Well, after months of flawless performance thanks to recent dishplayer upgrades (compared to lots of problems a year ago) my dishplayer has started acting flaky again. I don't know if a new upgrade has broken something or the bugs have just now started to show up...

Basically, after having a 7 day guide available and looking good, the next day I will lose the guide entirely. (All slots show "No Information.") Going to Home downloads a new Guide, which might well be gone the next day. Of course if no Guide, no recording happens. I'm getting quite annoyed by my regular programs failing to be recorded.

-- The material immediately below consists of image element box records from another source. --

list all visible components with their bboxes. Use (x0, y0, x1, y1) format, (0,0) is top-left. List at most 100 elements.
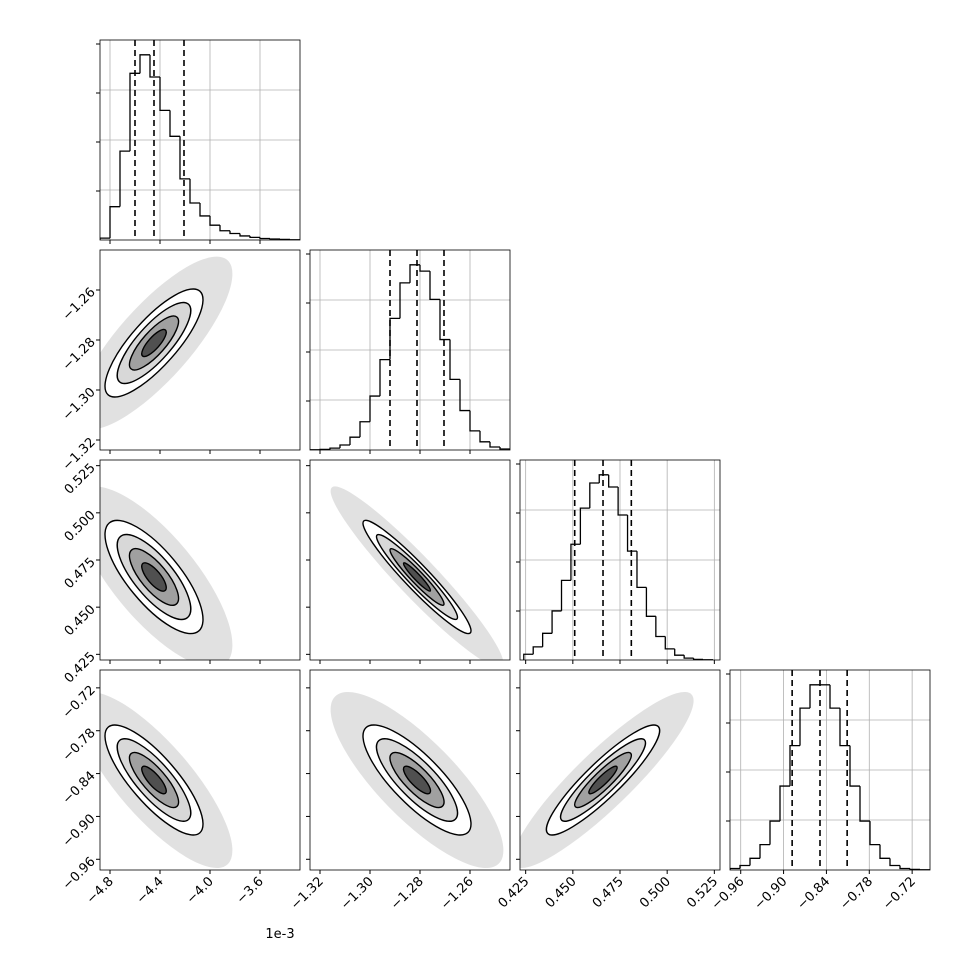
histogram-step (259, 237, 270, 240)
histogram-step (541, 632, 553, 647)
density-fill (141, 329, 167, 357)
histogram-step (119, 150, 130, 207)
y-tick-label: −0.72 (60, 683, 99, 722)
histogram-step (129, 72, 140, 152)
panel-frame (99, 459, 301, 661)
histogram-step (269, 238, 280, 240)
histogram-step (739, 864, 750, 869)
x-tick-label: 0.500 (637, 874, 674, 911)
histogram-step (730, 867, 740, 870)
histogram-step (809, 684, 820, 709)
histogram-step (469, 410, 480, 432)
histogram-step (532, 646, 543, 655)
contour (116, 301, 192, 385)
contour (574, 751, 633, 809)
x-tick-label: −1.32 (288, 874, 327, 913)
panel (100, 486, 233, 660)
histogram-step (369, 395, 380, 422)
contour (104, 519, 204, 635)
contour (116, 738, 192, 822)
histogram-step (239, 233, 250, 237)
contour (545, 724, 661, 836)
x-tick-label: −4.8 (84, 874, 117, 907)
histogram-step (409, 264, 420, 283)
panel-frame (309, 669, 511, 871)
histogram-step (859, 786, 870, 822)
histogram-step (479, 430, 490, 443)
histogram-step (769, 820, 780, 845)
contour (389, 547, 445, 606)
histogram-step (359, 421, 370, 438)
histogram-step (579, 507, 590, 545)
histogram-step (449, 339, 460, 380)
histogram-step (523, 653, 534, 660)
histogram-step (829, 684, 840, 709)
panel (520, 692, 694, 869)
histogram-step (799, 707, 810, 746)
contour (116, 533, 192, 621)
panel (730, 670, 930, 870)
panel (330, 691, 504, 868)
histogram-step (608, 474, 619, 488)
contour (104, 724, 204, 836)
histogram-step (189, 178, 200, 204)
contour (375, 738, 459, 822)
histogram-step (683, 655, 694, 659)
y-tick-label: −0.78 (60, 726, 99, 765)
density-fill (403, 562, 431, 592)
histogram-step (636, 551, 647, 589)
contour (141, 328, 167, 358)
histogram-step (139, 54, 150, 74)
panel-frame (99, 249, 301, 451)
histogram-step (249, 235, 260, 239)
histogram-step (759, 843, 770, 859)
histogram-step (379, 358, 390, 397)
y-tick-label: 0.450 (62, 602, 99, 639)
histogram-step (399, 282, 410, 319)
x-tick-label: −0.72 (880, 874, 919, 913)
histogram-step (489, 441, 500, 448)
histogram-step (869, 821, 880, 846)
histogram-step (329, 447, 340, 450)
contour (128, 315, 180, 371)
contour (362, 724, 472, 836)
histogram-step (439, 299, 450, 341)
contour (375, 533, 459, 621)
offset-label: 1e-3 (265, 927, 294, 942)
contour (128, 751, 180, 809)
histogram-step (899, 865, 910, 870)
histogram-step (389, 317, 400, 360)
density-fill (403, 766, 431, 794)
contour (141, 765, 167, 795)
x-tick-label: −0.78 (837, 874, 876, 913)
y-tick-label: 0.475 (62, 555, 99, 592)
histogram-step (169, 110, 180, 137)
density-fill (588, 766, 618, 794)
x-tick-label: −3.6 (234, 874, 267, 907)
histogram-step (779, 785, 790, 822)
histogram-step (499, 447, 510, 450)
contour (362, 519, 472, 635)
y-tick-label: 0.500 (62, 508, 99, 545)
x-tick-label: 0.425 (496, 874, 533, 911)
histogram-step (209, 215, 220, 226)
contour (389, 751, 445, 809)
panel (100, 40, 300, 240)
histogram-step (664, 636, 675, 650)
histogram-step (655, 616, 666, 638)
contour (402, 765, 432, 795)
histogram-step (889, 858, 900, 867)
y-tick-label: −1.26 (60, 285, 99, 324)
histogram-step (179, 136, 190, 180)
contour (104, 288, 204, 398)
histogram-step (617, 487, 628, 516)
histogram-step (159, 77, 170, 112)
histogram-step (199, 202, 210, 217)
histogram-step (459, 379, 470, 412)
x-tick-label: 0.475 (590, 874, 627, 911)
density-fill (141, 562, 167, 592)
contour (128, 547, 180, 606)
histogram-step (349, 436, 360, 445)
contour (588, 765, 618, 795)
histogram-step (339, 444, 350, 449)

Any thoughts, info, or recent changes/bug reports matching this?

Thanks!
zane


----------



## minnow (Apr 26, 2002)

Try this:

Do the check switch, turn the DP off and then press the options button on your remote and then enter 7225000. Turn your DP back on and this will cause the unit to download the 44 hour guide. If all goes well, the moon is full, you wear garlic around your neck and the rooster comes home to roost, you might get the 7 day download at 3:00 a.m. I had the same exact problem and after that procedure, I had the 7 day guide the next day.


----------



## TopCat99 (Nov 3, 2002)

My PVR501 (I know, a different model ) likes to lose program descriptions. It'll start around 7 or 8 at night, and all programs until midnight (usually) just show "Series/Special (CC)" in info.

Go figure


----------



## Guest (Nov 30, 2002)

I am having the exact same problems that Zane posted. It started the following day after a new software update about 10 days ago. I got a hold of a level 2 tech person and after running through the usual tests, he said he is "almost certain" that it is happening because of memory loss and that the unit needs to be replaced (again). This seems a bit coincidental since it started the day after the last software update. Of course I am out of warranty so this is going to cost me another $75.00 to replace a unit that I'm not sure is even broken. Every time I call for tech support they say that these receivers are problematic and offer to upgrade me to a 501 or 508 for $200.00. Let me see, I sold you a defective product originally and you have lived with the frustrations for quite some time. Now for only $200.00 more you can have a unit that actually works. Does anyone else but me see a flaw with this ethic? 

Thanks,
George


----------



## minnow (Apr 26, 2002)

It's not ethics were talking about here, it's more like business greed. Get as much $$$ out of the customer as you can.


----------



## David_Levin (Apr 22, 2002)

Many others with this problem:

http://www.dbsforums.com/ubb/ultimatebb.php?ubb=get_topic;f=14;t=002952;p=3


----------



## origkds (Dec 2, 2002)

Last night I got my first 3 A.M. download in ten days.


----------